The Spy Kids are back again! This time, Carmen (Alexa Vega) and Juni (Daryl Sabara) are on a mission that takes them inside a living video game, where awe-inspiring graphics and creatures come dangerously to life. As they face more and more challenges through each level of the game, this brother-sister superhero duo must rely on their gadgets and each other to defeat the super-villain Toymaker (Sylvester Stallone) and save the world yet again. Don’t miss this super fun, totally exciting follow-up to Robert Rodriguez’s action franchise for kids of all ages! 

Studio: Lionsgate Films
Year: 2010
Release Date: August 2, 2011
Run time: 84 minutes
Rating: PG

Audio: DTS HD MA lossless 5.1 mix
Aspect Ratio: 1.85:1
Disc Spec: 1 BD
Region: A

The Spy Kids movies have always been a little over the top, and this one is no different. I don’t mind over-the-top movies if they are done well; in fact, the over-the-topness is part of why they are so funny. From the start of this movie, with Juni playing a private eye in the style of the old Humphrey Bogart movies, I knew I was in good hands.
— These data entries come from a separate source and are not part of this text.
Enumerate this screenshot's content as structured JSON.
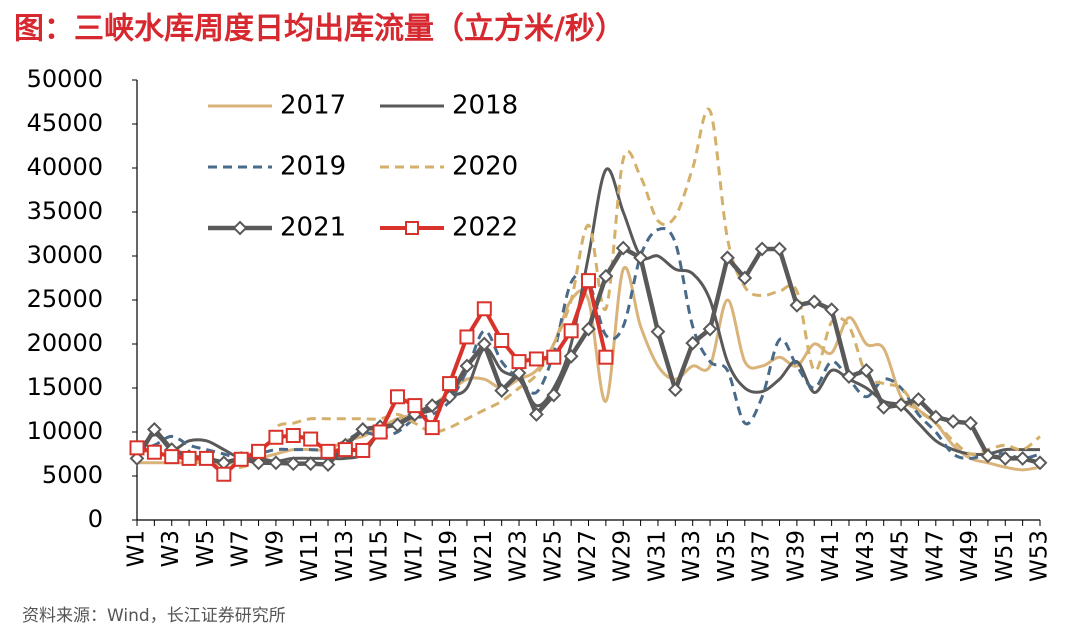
{
  "chart_data": {
    "type": "line",
    "title": "图：三峡水库周度日均出库流量（立方米/秒）",
    "source": "资料来源：Wind，长江证券研究所",
    "categories": [
      "W1",
      null,
      "W3",
      null,
      "W5",
      null,
      "W7",
      null,
      "W9",
      null,
      "W11",
      null,
      "W13",
      null,
      "W15",
      null,
      "W17",
      null,
      "W19",
      null,
      "W21",
      null,
      "W23",
      null,
      "W25",
      null,
      "W27",
      null,
      "W29",
      null,
      "W31",
      null,
      "W33",
      null,
      "W35",
      null,
      "W37",
      null,
      "W39",
      null,
      "W41",
      null,
      "W43",
      null,
      "W45",
      null,
      "W47",
      null,
      "W49",
      null,
      "W51",
      null,
      "W53"
    ],
    "ylim": [
      0,
      50000
    ],
    "yticks": [
      0,
      5000,
      10000,
      15000,
      20000,
      25000,
      30000,
      35000,
      40000,
      45000,
      50000
    ],
    "grid": false,
    "series": [
      {
        "name": "2017",
        "color": "#d9b37a",
        "smooth": true,
        "dash": false,
        "width": 3,
        "marker": null,
        "values": [
          6500,
          6500,
          6500,
          6500,
          6500,
          6500,
          6500,
          7000,
          7500,
          8000,
          8000,
          8000,
          9000,
          9500,
          10500,
          11500,
          12000,
          13000,
          14500,
          16000,
          16000,
          15000,
          16000,
          17000,
          20000,
          25000,
          25000,
          13500,
          28500,
          22000,
          17500,
          16000,
          17500,
          17500,
          25000,
          18000,
          17500,
          18500,
          17500,
          20000,
          19000,
          23000,
          20000,
          19500,
          14000,
          12500,
          11000,
          8500,
          7000,
          6500,
          6000,
          5700,
          6000
        ]
      },
      {
        "name": "2018",
        "color": "#595959",
        "smooth": true,
        "dash": false,
        "width": 3,
        "marker": null,
        "values": [
          7500,
          9700,
          8000,
          9000,
          9000,
          8000,
          7000,
          7000,
          6700,
          7000,
          7000,
          7000,
          7000,
          7500,
          10000,
          11000,
          12000,
          12500,
          14000,
          15000,
          19500,
          17000,
          16000,
          13000,
          15000,
          20000,
          30000,
          39800,
          35000,
          30000,
          30000,
          28500,
          28000,
          25000,
          18000,
          15000,
          14600,
          16000,
          18000,
          14500,
          17000,
          16000,
          15000,
          13500,
          13000,
          11000,
          9000,
          8000,
          7500,
          7500,
          8000,
          8000,
          8000
        ]
      },
      {
        "name": "2019",
        "color": "#4a6a8a",
        "smooth": true,
        "dash": true,
        "width": 3,
        "marker": null,
        "values": [
          8000,
          8500,
          9500,
          8500,
          8000,
          7500,
          7000,
          7500,
          8000,
          8000,
          8000,
          8000,
          9000,
          10000,
          9500,
          10000,
          11500,
          12000,
          13500,
          17000,
          21500,
          18000,
          16000,
          14500,
          19000,
          27000,
          27000,
          21000,
          22000,
          30000,
          33000,
          31500,
          22000,
          18000,
          17000,
          11000,
          14000,
          20500,
          17500,
          15000,
          18000,
          16000,
          14000,
          16000,
          15000,
          12000,
          10000,
          7500,
          7000,
          7500,
          7500,
          7000,
          7500
        ]
      },
      {
        "name": "2020",
        "color": "#d4b06a",
        "smooth": true,
        "dash": true,
        "width": 3,
        "marker": null,
        "values": [
          7500,
          8000,
          7500,
          7000,
          6500,
          6000,
          6000,
          7000,
          10500,
          11000,
          11500,
          11500,
          11500,
          11500,
          11500,
          12000,
          11000,
          10000,
          10500,
          11500,
          12500,
          13500,
          15000,
          16500,
          20000,
          25000,
          33500,
          24000,
          41000,
          39000,
          34000,
          34500,
          40000,
          46500,
          32000,
          26500,
          25500,
          26000,
          26000,
          17000,
          22500,
          22000,
          16500,
          15500,
          15000,
          12500,
          11000,
          9000,
          7500,
          8000,
          8500,
          8000,
          9500
        ]
      },
      {
        "name": "2021",
        "color": "#595959",
        "smooth": false,
        "dash": false,
        "width": 4.5,
        "marker": "diamond",
        "values": [
          7000,
          10300,
          8000,
          7200,
          7000,
          6500,
          7000,
          6500,
          6500,
          6400,
          6400,
          6300,
          8500,
          10300,
          10600,
          10800,
          12000,
          13000,
          14000,
          17500,
          20000,
          14700,
          16700,
          12000,
          14200,
          18600,
          21700,
          27700,
          30900,
          29800,
          21400,
          14800,
          20100,
          21700,
          29800,
          27500,
          30800,
          30800,
          24400,
          24800,
          23900,
          16300,
          17000,
          12800,
          13100,
          13700,
          11700,
          11200,
          11000,
          7300,
          7000,
          7000,
          6500
        ]
      },
      {
        "name": "2022",
        "color": "#d9322a",
        "smooth": false,
        "dash": false,
        "width": 4,
        "marker": "square",
        "values": [
          8200,
          7700,
          7200,
          7000,
          7000,
          5200,
          6900,
          7800,
          9400,
          9600,
          9200,
          7800,
          8000,
          7900,
          10000,
          14000,
          13000,
          10500,
          15500,
          20800,
          24000,
          20400,
          18000,
          18300,
          18500,
          21500,
          27200,
          18500,
          null,
          null,
          null,
          null,
          null,
          null,
          null,
          null,
          null,
          null,
          null,
          null,
          null,
          null,
          null,
          null,
          null,
          null,
          null,
          null,
          null,
          null,
          null,
          null,
          null
        ]
      }
    ]
  }
}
The acting is quite good for the most part (with the exception of some actors who have very small parts toward the end; nothing important or movie-breaking), and some of the concepts are worth the price of admission alone, as it were, such as Sylvester Stallone playing four different versions of himself–including a fascist martinet, a nerdy scientist, and an aging love hippie. Whoo hoo! And for that matter, some of the outtakes in the closing credits were pretty funny, too.

The basic story is that The Toymaker (Stallone) has created a virtual reality game that will take over the minds of all those who play it. Juni’s sister has already tried to get into the game to stop it, but has (mentally) vanished inside. Juni’s mission? Go inside the game, find his sister, and stop the game before it goes live.

Of course, Juni accepts the challenge (another thing I love about the Spy Kids movies–the family whose members truly love and care for each other), but meets many obstacles along the way, including young beta testers who are jealous of their territory and get in his way as much as possible. Lots of action, lots of fun.
Movie Quality: 9/10

Print/Audio Quality

The print is presented in 1080p/AVC MPEG-4 with a 1:85:1 aspect ratio. Spy Kids 3 is one of those films that you would like to break out for friends are over to show them the excellent picture quality of Blu-ray. From the colors to the details, your jaw will drop if you look for some of the superb details. Colors are vibrant providing an excellent looking picture. Flesh tones are natural and accurate looking. Blacks look inky. Details are where this film shines the most with the camera even panning away in many scenes. Not once did I feel like I was at a loss for details making this a very strong presentation.
Print Quality: 9.5/10

The audio is presented in a DTS-HD MA l0ssless 5.1 mix. This is a very atmospheric and immersive sounding film. The rears provide quite a few times where sound effects panned across the speakers. There are many scenes that are outside which also take advantage of the soundfield providing some dynamic sound. Dialogue is clean through the center sounding ever so crisp.
Print Quality: 9.5/10

Special Features

  • Robert Rodriguez Ten Minute Film School
  • Alexa Vega in Concert
  • Audio Commentary by Robert Rodriguez
  • The Making of Spy Kids 3-D: Game Over
  • The Effects of the Game
  • Making Tracks with Alexa Vega
  • Surfing and Stunts
  • Storyboards
  • Big Dink, Little Dink
  • Theatrical Trailer

Special Features: 8/10

Final Thoughts

I highly recommend this as a fun romp. My kids absolutely love this movie. Personally, I thought the CGI could have been better, but this obviously isn’t an adult movie. If you have young kids, they’ll likely enjoy it.